[aarch64-port-dev ] RFR(L): 8231441: AArch64: Initial SVE backend support

Fri Aug 21 07:56:19 UTC 2020

Hi Vladimir,

Thanks a lot for looking at this!

On 8/20/20 8:29 PM, Vladimir Ivanov wrote:
> Hi Ningsheng,
> 
>> http://mail.openjdk.java.net/pipermail/hotspot-compiler-dev/2020-July/039289.html 
> 
> 
> Impressive work, Ningsheng!
> 
>> http://cr.openjdk.java.net/~njian/8231441/README-RFR.txt
> 
> "Since the bottom 128 bits are shared with the NEON, we extend current
> register mask definition of V0-V31 registers. Currently, c2 uses one bit
> mask for a 32-bit register slot, so to define at most 2048 bits we will
> need to add 64 slots in AD file. That's a really large number, and will
> also break current regmask assumption."
> 
> Can you, please, elaborate on the last point? What RegMask assumptions 
> are broken for 2048-bit vectors? I'm looking at [1] and try to 
> understand the motivation for the changes in shared code.

Current regmask is handled by an array of ints, so an element of regmask 
array can handle at most 32*32=1024 bits.
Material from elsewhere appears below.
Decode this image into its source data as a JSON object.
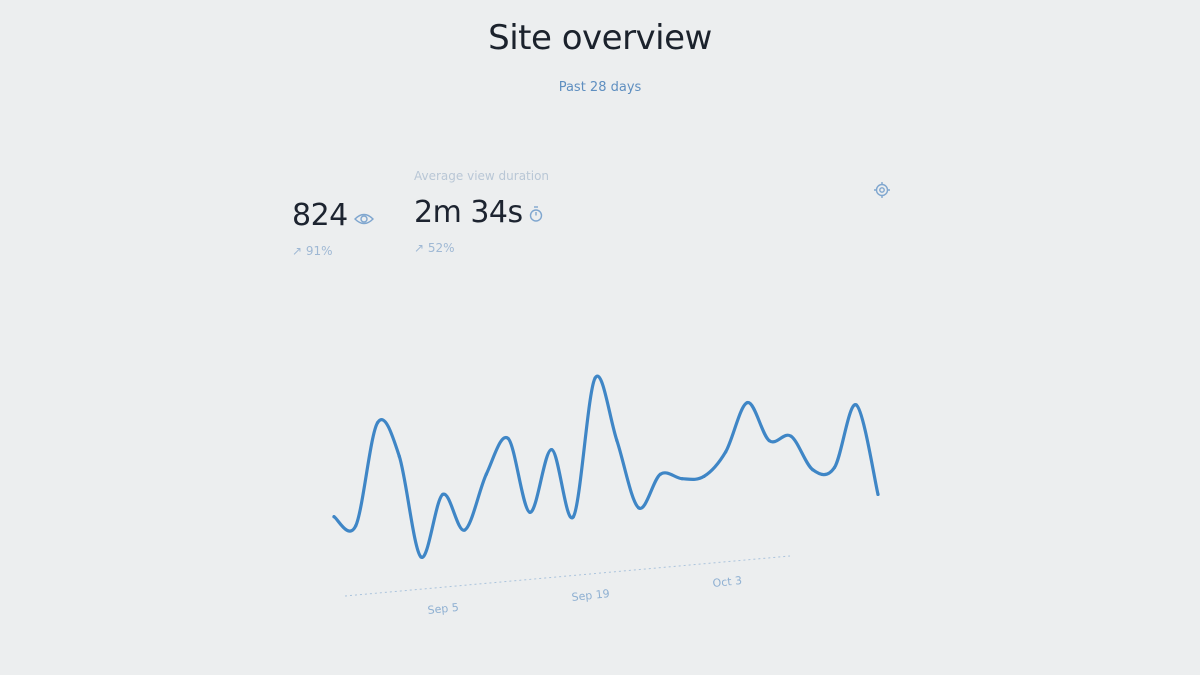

Some regmask handling 
functions, e.g. clear_to_sets() for alignment, need to be re-examined 
for the support of 2048 bits. And we may even want to support non 
power-of-two physical reg sizes, that could be a lot more work.

> 
> Compared to x86 w/ AVX512, architectural state for vector registers is 
> 4x larger in the worst case (ignoring predicate registers for now). Here 
> are the relevant constants on x86:
> 
> gensrc/adfiles/adGlobals_x86.hpp:
> 
> // the number of reserved registers + machine registers.
> #define REG_COUNT    545
> ...
> // Size of register-mask in ints
> #define RM_SIZE 22
> 
> My estimate is that for AArch64 with SVE support the constants will be:
> 
>    REG_COUNT < 2500
>    RM_SIZE < 100
> 
> which don't look too bad.
> 

Right, but given that most real hardware implementations will be no 
larger than 512 bits, I think. Having a large bitmask array, with most 
bits useless, will be less efficient for regmask computation.

> Also, I don't see any changes related to stack management. So, I assume 
> it continues to be managed in slots. Any problems there? As I 
> understand, wide SVE registers are caller-save, so there may be many 
> spills of huge vectors around a call. (Probably, not possible with C2 
> auto-vectorizer as it is now, but Vector API will expose it.)
> 

Yes, the stack is still managed in slots, but it will be allocated with 
real vector register length instead of 'virtual' slots for VecA. See the 
usages of scalable_reg_slots(), e.g. in chaitin.cpp:1587. We have also 
applied the patch to vector api, and did find a lot of vector spills 
with expected correct results.

> Have you noticed any performance problems? If that's the case, then 
> AVX512 support on x86 would benefit from similar optimization as well.
> 

Do you mean register allocation performance problems? I did not notice 
that before. Do you have any suggestion on how to measure that?

> FTR there was a similar exercise [2] on x86 to abstract away exact sizes 
> of vector registers, but it didn't have to worry about RA since all the 
> operands were already available. Also, vectors of all different sizes 
> may be used. So, it makes it hard to compare.
> 

I've also noticed that. That's an excellent work indeed. It could save a 
lot of backend match rules for different vector register sizes, which 
was one of the concerns when we started to work on SVE RA, if we defined 
all regmasks for different SVE vector register sizes. And yes, our 
current approach will also solve that problem. :-)

> Best regards,
> Vladimir Ivanov
> 
> [1] http://cr.openjdk.java.net/~njian/8231441/webrev.03-ra/
> 
> [2] https://bugs.openjdk.java.net/browse/JDK-8230015
> 

Thanks,
Ningsheng